Enantioselective Total Synthesis of (+)‐Ottelione A, (−)‐Ottelione B, (+)‐3‐ epi ‐Ottelione A and Preliminary Evaluation of Their Antitumor Activity

Abstract Enantioselective total synthesis of (+)‐ottelione A ( 1 ) and (−)‐ottelione B ( 2 ), novel and potent antitumor agents from a freshwater plant, and (+)‐3‐ epi ‐ottelione A ( 3 ), the earlier proposed stereostructure of 1 , was efficiently achieved starting from the known tricyclic compound 10 . The synthesis involved the following key steps: i) coupling reactions of aldehydes 8 and 9 with the aromatic portion 7 ( 8 + 7 → 15 and 9 + 7 → 27 ), ii) base‐induced hemiacetal‐opening/epimerization reactions of the cyclic hemiacetals 6 and 27 ( 6 → 17 and 27 a → 26 a ), and iii) Corey–Winter's reductive olefination of the cyclic thiocarbonates 21 and 36 ( 21 → 22 and 36 → 37 ).
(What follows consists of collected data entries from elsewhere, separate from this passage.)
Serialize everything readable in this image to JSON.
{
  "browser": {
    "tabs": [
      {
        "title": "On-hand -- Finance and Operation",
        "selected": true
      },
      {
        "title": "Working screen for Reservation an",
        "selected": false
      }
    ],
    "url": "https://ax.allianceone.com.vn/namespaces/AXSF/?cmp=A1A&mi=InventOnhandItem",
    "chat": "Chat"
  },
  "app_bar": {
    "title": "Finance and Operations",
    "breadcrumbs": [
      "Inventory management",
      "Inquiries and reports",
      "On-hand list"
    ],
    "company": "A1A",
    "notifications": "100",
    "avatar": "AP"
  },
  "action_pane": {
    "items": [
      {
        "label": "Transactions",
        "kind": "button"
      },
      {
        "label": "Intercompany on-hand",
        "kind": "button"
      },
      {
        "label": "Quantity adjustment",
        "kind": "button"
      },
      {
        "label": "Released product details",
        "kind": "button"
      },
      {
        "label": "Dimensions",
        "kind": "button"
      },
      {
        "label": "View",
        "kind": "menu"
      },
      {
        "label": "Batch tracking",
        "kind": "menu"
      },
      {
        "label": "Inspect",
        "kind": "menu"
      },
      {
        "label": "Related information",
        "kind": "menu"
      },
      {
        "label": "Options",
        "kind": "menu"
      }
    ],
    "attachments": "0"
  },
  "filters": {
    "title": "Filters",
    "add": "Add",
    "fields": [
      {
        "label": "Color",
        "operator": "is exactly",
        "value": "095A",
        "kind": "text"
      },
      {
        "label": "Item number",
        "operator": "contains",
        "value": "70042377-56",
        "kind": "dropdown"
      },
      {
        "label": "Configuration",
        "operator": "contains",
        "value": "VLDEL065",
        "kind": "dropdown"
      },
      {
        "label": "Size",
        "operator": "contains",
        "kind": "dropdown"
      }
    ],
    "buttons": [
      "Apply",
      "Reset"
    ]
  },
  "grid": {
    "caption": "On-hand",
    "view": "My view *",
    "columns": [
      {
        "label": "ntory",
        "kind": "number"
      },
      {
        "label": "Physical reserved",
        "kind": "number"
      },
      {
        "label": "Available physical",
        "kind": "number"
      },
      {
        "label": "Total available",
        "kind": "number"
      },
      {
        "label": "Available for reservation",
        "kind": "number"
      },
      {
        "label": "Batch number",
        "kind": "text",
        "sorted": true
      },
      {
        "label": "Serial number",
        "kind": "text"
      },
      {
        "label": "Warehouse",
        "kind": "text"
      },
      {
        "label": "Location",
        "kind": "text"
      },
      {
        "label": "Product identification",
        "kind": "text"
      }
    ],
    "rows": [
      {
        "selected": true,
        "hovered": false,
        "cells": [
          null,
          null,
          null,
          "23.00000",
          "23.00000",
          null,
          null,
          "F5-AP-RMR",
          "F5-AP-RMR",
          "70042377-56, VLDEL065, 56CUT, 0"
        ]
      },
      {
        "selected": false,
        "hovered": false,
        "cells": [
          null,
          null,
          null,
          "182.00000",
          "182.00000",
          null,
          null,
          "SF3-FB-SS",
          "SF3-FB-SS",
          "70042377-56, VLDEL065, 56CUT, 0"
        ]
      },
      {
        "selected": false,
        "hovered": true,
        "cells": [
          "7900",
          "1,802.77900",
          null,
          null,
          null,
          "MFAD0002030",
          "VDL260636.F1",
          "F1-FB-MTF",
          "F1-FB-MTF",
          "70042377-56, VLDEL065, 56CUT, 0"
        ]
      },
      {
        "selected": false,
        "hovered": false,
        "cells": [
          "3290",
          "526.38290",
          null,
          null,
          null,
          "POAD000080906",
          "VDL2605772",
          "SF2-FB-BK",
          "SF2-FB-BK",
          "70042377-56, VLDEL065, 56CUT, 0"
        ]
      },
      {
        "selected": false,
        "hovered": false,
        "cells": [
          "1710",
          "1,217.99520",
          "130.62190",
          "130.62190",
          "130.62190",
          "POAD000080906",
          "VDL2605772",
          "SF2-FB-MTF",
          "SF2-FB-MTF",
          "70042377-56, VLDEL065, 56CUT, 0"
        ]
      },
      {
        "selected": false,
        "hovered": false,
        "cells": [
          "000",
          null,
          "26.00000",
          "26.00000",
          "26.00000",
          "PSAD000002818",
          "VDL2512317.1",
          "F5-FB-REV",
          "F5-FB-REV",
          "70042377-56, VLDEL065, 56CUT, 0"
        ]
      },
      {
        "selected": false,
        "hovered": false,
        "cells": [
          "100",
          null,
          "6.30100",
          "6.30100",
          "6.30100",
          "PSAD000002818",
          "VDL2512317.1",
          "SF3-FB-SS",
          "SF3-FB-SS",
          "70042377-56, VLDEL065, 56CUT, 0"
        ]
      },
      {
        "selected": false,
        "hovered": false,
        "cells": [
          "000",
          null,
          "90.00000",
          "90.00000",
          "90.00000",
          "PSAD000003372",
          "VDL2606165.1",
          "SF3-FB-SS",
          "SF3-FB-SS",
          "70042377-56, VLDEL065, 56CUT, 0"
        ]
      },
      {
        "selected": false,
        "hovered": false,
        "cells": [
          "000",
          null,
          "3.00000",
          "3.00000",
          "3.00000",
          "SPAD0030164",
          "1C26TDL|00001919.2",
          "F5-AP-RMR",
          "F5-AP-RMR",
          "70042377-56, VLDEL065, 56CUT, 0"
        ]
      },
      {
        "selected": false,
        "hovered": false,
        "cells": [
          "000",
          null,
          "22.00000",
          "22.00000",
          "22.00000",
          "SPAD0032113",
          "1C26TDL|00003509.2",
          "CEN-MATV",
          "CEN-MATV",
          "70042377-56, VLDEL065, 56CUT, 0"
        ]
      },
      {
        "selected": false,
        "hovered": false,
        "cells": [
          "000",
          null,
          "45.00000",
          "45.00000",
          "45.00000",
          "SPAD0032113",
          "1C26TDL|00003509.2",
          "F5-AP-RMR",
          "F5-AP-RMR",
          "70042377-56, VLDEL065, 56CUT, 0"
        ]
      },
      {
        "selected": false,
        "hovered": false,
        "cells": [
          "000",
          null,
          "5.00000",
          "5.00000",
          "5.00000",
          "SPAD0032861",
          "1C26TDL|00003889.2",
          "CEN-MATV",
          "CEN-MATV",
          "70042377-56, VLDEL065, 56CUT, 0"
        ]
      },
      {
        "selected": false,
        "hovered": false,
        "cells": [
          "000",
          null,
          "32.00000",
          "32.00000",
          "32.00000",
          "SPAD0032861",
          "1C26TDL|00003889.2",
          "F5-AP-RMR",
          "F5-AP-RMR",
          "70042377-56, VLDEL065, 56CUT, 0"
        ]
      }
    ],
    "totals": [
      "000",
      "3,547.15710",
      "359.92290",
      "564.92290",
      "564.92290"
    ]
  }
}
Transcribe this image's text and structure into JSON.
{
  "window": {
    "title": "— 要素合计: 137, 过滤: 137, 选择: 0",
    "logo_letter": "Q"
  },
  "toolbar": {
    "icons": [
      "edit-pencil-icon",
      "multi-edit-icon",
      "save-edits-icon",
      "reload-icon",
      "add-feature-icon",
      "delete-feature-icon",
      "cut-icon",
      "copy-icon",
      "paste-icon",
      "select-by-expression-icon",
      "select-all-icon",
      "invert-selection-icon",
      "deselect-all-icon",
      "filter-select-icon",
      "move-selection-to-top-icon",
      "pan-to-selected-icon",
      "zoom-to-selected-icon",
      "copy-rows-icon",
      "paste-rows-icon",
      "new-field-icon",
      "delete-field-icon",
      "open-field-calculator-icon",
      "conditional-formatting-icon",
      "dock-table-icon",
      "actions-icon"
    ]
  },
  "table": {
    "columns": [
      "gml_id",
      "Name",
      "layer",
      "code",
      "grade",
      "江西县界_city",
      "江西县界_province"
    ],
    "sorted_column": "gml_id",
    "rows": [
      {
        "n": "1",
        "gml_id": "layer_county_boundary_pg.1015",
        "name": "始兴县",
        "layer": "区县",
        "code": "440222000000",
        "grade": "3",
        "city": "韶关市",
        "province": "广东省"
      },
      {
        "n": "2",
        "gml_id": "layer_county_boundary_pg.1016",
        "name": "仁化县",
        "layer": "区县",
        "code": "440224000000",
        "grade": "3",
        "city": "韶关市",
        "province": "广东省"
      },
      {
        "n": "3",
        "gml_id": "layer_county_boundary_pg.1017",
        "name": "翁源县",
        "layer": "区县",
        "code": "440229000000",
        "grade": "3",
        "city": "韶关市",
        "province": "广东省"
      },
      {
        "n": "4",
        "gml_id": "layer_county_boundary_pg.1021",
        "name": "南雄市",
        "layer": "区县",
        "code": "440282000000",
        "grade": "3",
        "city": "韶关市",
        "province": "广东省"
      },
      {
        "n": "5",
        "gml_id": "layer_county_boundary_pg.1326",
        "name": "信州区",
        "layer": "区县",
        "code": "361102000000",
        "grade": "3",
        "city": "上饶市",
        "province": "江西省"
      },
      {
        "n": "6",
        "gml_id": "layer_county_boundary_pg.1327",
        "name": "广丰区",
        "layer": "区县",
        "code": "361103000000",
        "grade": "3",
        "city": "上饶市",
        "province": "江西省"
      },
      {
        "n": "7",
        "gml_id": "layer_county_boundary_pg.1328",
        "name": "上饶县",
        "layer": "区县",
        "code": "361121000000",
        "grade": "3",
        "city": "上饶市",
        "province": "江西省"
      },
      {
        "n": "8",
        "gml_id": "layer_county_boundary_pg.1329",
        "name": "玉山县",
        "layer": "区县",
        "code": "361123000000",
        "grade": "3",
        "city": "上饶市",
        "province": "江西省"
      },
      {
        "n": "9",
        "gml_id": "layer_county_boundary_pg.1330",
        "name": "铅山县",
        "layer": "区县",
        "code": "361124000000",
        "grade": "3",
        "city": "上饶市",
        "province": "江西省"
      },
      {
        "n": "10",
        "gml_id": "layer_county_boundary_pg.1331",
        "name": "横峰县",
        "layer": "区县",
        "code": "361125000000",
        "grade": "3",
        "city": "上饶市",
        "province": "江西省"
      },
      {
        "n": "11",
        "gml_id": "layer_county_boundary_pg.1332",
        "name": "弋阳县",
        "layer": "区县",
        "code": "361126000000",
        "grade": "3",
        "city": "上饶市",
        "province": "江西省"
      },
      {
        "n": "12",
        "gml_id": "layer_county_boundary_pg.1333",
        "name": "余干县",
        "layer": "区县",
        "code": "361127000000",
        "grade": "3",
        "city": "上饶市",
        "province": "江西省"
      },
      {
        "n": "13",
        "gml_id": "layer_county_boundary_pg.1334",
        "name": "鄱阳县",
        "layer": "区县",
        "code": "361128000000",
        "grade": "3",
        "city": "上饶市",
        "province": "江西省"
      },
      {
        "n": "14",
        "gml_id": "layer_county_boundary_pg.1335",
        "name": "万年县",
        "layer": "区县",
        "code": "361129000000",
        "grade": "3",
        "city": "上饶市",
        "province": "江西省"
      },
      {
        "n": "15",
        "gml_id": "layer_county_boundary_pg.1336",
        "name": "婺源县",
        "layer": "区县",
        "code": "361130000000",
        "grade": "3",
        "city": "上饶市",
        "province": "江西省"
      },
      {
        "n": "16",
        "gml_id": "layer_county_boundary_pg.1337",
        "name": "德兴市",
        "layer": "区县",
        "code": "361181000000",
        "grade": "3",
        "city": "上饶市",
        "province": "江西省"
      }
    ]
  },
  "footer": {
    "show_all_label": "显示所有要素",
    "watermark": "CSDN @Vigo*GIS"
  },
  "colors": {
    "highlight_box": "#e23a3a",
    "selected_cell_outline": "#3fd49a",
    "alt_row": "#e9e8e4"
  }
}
The present total synthesis fully established the absolute configuration of these natural products. The cell growth inhibition profile, COMPARE analysis, and tubulin inhibitory assay of (+)‐3‐ epi ‐ottelione A ( 3 ) and its O ‐acetyl derivative 24 demonstrated that these unnatural substances could be prominent lead compounds for the development of anticancer agents with a novel mode of action.